Odo, through including so many evocative lyrics, ultimately makes a strong case for the importance of folksong in expressing immigrant identities. The same or similar lyrics, however, are included in multiple locations, even an Appendix, which on the one hand reveals the diverse experiences and multiple themes that a single song simultaneously may speak to, but also leads to a sense of repetition. Sometimes the text is similarly hard to follow as Odo moves circularly around points, continually returning to the arduousness of this life for the issei. Odo regularly draws attention to other folksong traditions, especially Anglo-American to contextualize the unique character of holehole bushi, but in some cases the comparisons seem too far removed from the point at hand and not as thoroughly drawn out as could be (see for example the discussion on 76). And though Odo explains that he purposefully avoids “overt reference to theoretical issues,” while noting a few broader implications in the Conclusion, the chapters may have been stronger if he had mused a bit more throughout, bringing larger academic issues to play.

The strength of the book clearly resides in the numerous lyrics, but the lack of any transcriptions of melodies leaves an important musical element out of the picture.
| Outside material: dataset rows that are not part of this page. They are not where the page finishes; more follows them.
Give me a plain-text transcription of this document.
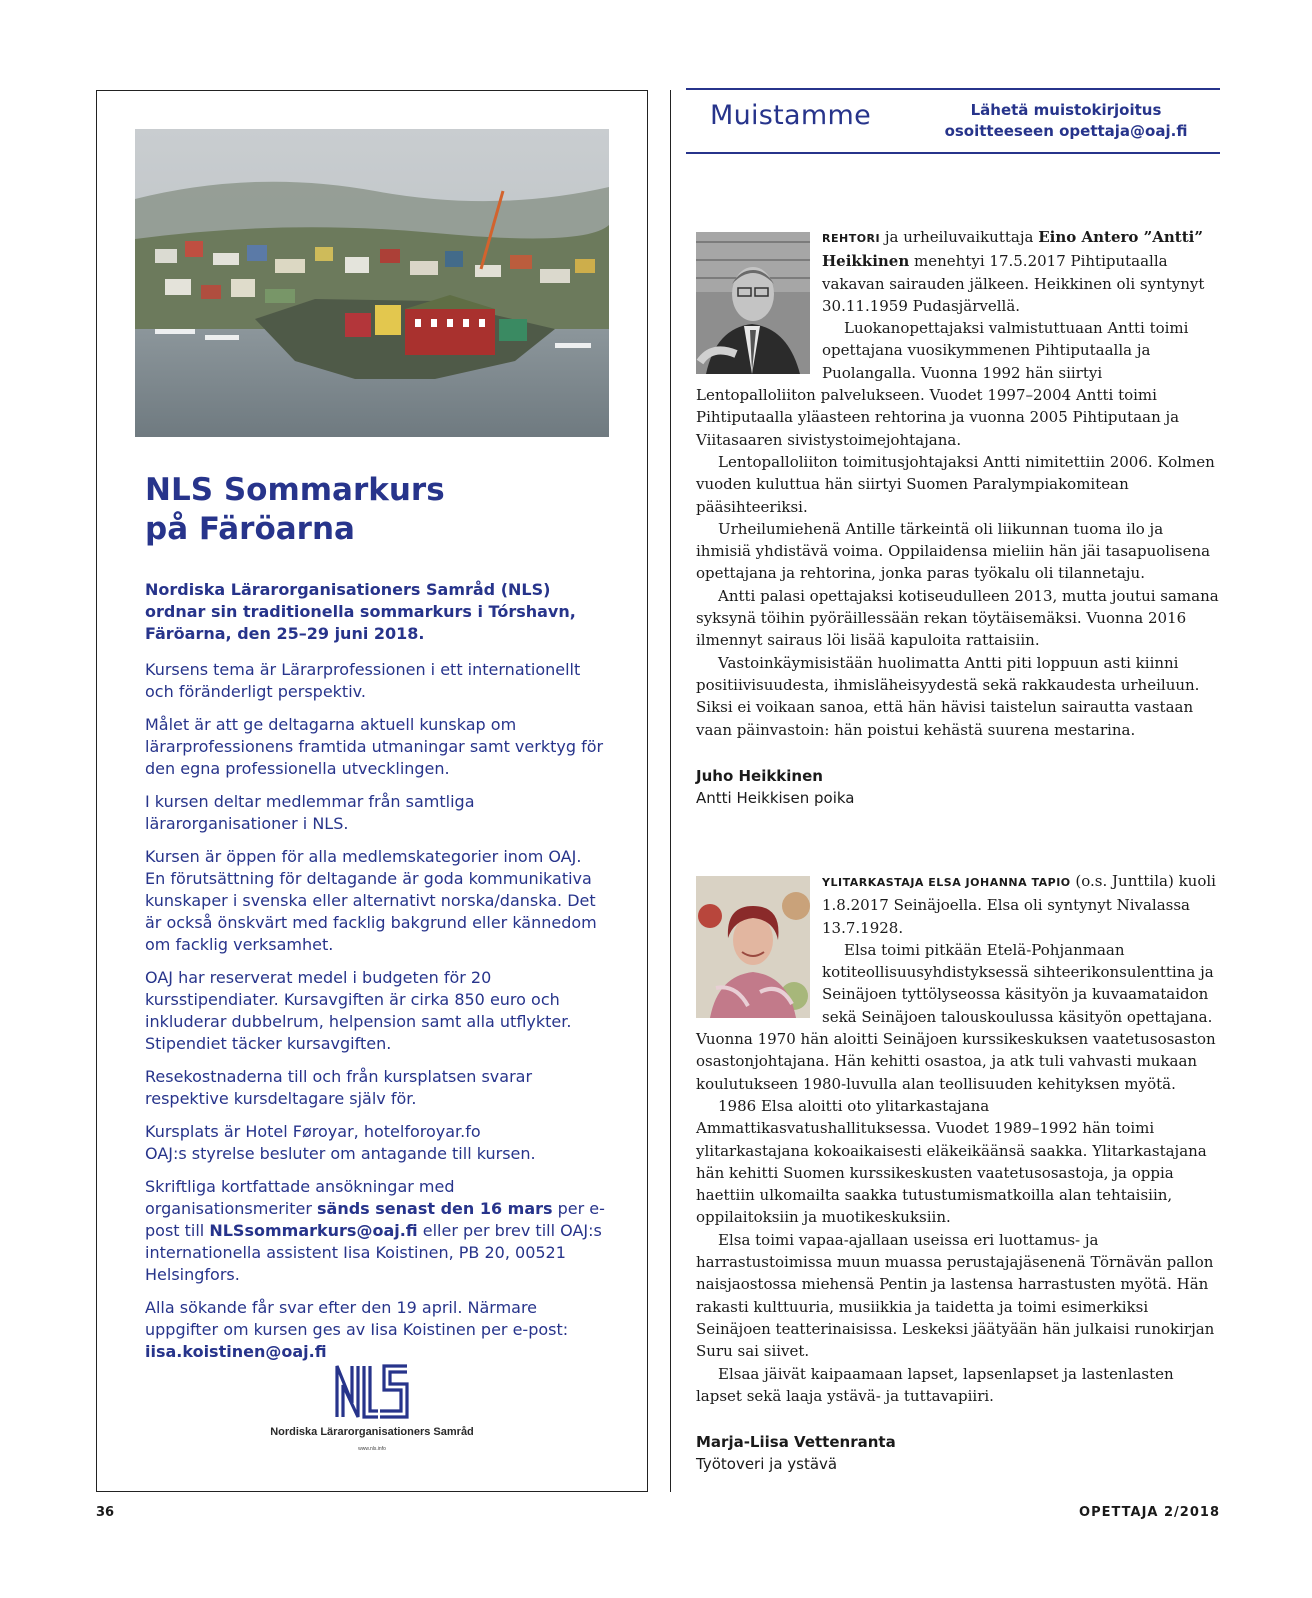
NLS Sommarkurs
på Färöarna

Nordiska Lärarorganisationers Samråd (NLS) ordnar sin traditionella sommarkurs i Tórshavn, Färöarna, den 25–29 juni 2018.

Kursens tema är Lärarprofessionen i ett internationellt och föränderligt perspektiv.

Målet är att ge deltagarna aktuell kunskap om lärarprofessionens framtida utmaningar samt verktyg för den egna professionella utvecklingen.

I kursen deltar medlemmar från samtliga lärarorganisationer i NLS.

Kursen är öppen för alla medlemskategorier inom OAJ. En förutsättning för deltagande är goda kommunikativa kunskaper i svenska eller alternativt norska/danska. Det är också önskvärt med facklig bakgrund eller kännedom om facklig verksamhet.

OAJ har reserverat medel i budgeten för 20 kursstipendiater. Kursavgiften är cirka 850 euro och inkluderar dubbelrum, helpension samt alla utflykter. Stipendiet täcker kursavgiften.

Resekostnaderna till och från kursplatsen svarar respektive kursdeltagare själv för.

Kursplats är Hotel Føroyar, hotelforoyar.fo
OAJ:s styrelse besluter om antagande till kursen.

Skriftliga kortfattade ansökningar med organisationsmeriter sänds senast den 16 mars per e-post till NLSsommarkurs@oaj.fi eller per brev till OAJ:s internationella assistent Iisa Koistinen, PB 20, 00521 Helsingfors.

Alla sökande får svar efter den 19 april. Närmare uppgifter om kursen ges av Iisa Koistinen per e-post: iisa.koistinen@oaj.fi

Nordiska Lärarorganisationers Samråd
www.nls.info
Muistamme	Lähetä muistokirjoitus
osoitteeseen opettaja@oaj.fi

REHTORI ja urheiluvaikuttaja Eino Antero ”Antti” Heikkinen menehtyi 17.5.2017 Pihtiputaalla vakavan sairauden jälkeen. Heikkinen oli syntynyt 30.11.1959 Pudasjärvellä.

Luokanopettajaksi valmistuttuaan Antti toimi opettajana vuosikymmenen Pihtiputaalla ja Puolangalla. Vuonna 1992 hän siirtyi Lentopalloliiton palvelukseen. Vuodet 1997–2004 Antti toimi Pihtiputaalla yläasteen rehtorina ja vuonna 2005 Pihtiputaan ja Viitasaaren sivistystoimejohtajana.

Lentopalloliiton toimitusjohtajaksi Antti nimitettiin 2006. Kolmen vuoden kuluttua hän siirtyi Suomen Paralympiakomitean pääsihteeriksi.

Urheilumiehenä Antille tärkeintä oli liikunnan tuoma ilo ja ihmisiä yhdistävä voima. Oppilaidensa mieliin hän jäi tasapuolisena opettajana ja rehtorina, jonka paras työkalu oli tilannetaju.

Antti palasi opettajaksi kotiseudulleen 2013, mutta joutui samana syksynä töihin pyöräillessään rekan töytäisemäksi. Vuonna 2016 ilmennyt sairaus löi lisää kapuloita rattaisiin.

Vastoinkäymisistään huolimatta Antti piti loppuun asti kiinni positiivisuudesta, ihmisläheisyydestä sekä rakkaudesta urheiluun. Siksi ei voikaan sanoa, että hän hävisi taistelun sairautta vastaan vaan päinvastoin: hän poistui kehästä suurena mestarina.

Juho Heikkinen
Antti Heikkisen poika

YLITARKASTAJA ELSA JOHANNA TAPIO (o.s. Junttila) kuoli 1.8.2017 Seinäjoella. Elsa oli syntynyt Nivalassa 13.7.1928.

Elsa toimi pitkään Etelä-Pohjanmaan kotiteollisuusyhdistyksessä sihteerikonsulenttina ja Seinäjoen tyttölyseossa käsityön ja kuvaamataidon sekä Seinäjoen talouskoulussa käsityön opettajana. Vuonna 1970 hän aloitti Seinäjoen kurssikeskuksen vaatetusosaston osastonjohtajana. Hän kehitti osastoa, ja atk tuli vahvasti mukaan koulutukseen 1980-luvulla alan teollisuuden kehityksen myötä.

1986 Elsa aloitti oto ylitarkastajana Ammattikasvatushallituksessa. Vuodet 1989–1992 hän toimi ylitarkastajana kokoaikaisesti eläkeikäänsä saakka. Ylitarkastajana hän kehitti Suomen kurssikeskusten vaatetusosastoja, ja oppia haettiin ulkomailta saakka tutustumismatkoilla alan tehtaisiin, oppilaitoksiin ja muotikeskuksiin.

Elsa toimi vapaa-ajallaan useissa eri luottamus- ja harrastustoimissa muun muassa perustajajäsenenä Törnävän pallon naisjaostossa miehensä Pentin ja lastensa harrastusten myötä. Hän rakasti kulttuuria, musiikkia ja taidetta ja toimi esimerkiksi Seinäjoen teatterinaisissa. Leskeksi jäätyään hän julkaisi runokirjan Suru sai siivet.

Elsaa jäivät kaipaamaan lapset, lapsenlapset ja lastenlasten lapset sekä laaja ystävä- ja tuttavapiiri.

Marja-Liisa Vettenranta
Työtoveri ja ystävä
36	OPETTAJA 2/2018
The lyrics are important, but these are songs and not just poetry, and therefore the melodies to which they are sung seem deserving of some attention. Odo notes, for example, that Urata compiled a representative holehole bushi melody, but this too is not included and it is rather confusing as to just what was involved in this process, despite the fact that “[t]oday Urata’s standardized holehole bushi has become the basic version popularly available” (147). Odo introduces a website in the opening that does feature several performances (xv; http://clear.uhwo.hawaii.edu/CanefieldSongs), but what are the musical characteristics central to this folksong form?  How much variance is possible? And does the musical vehicle affect the inherent meaning of the text? Perhaps these are questions that another researcher can explore now that Odo has laid the foundation. Despite these shortcomings, Odo successfully argues the importance of holehole bushi and indeed hopes to inspire further such studies on folksongs as depositories of immigrant identity (xxviii).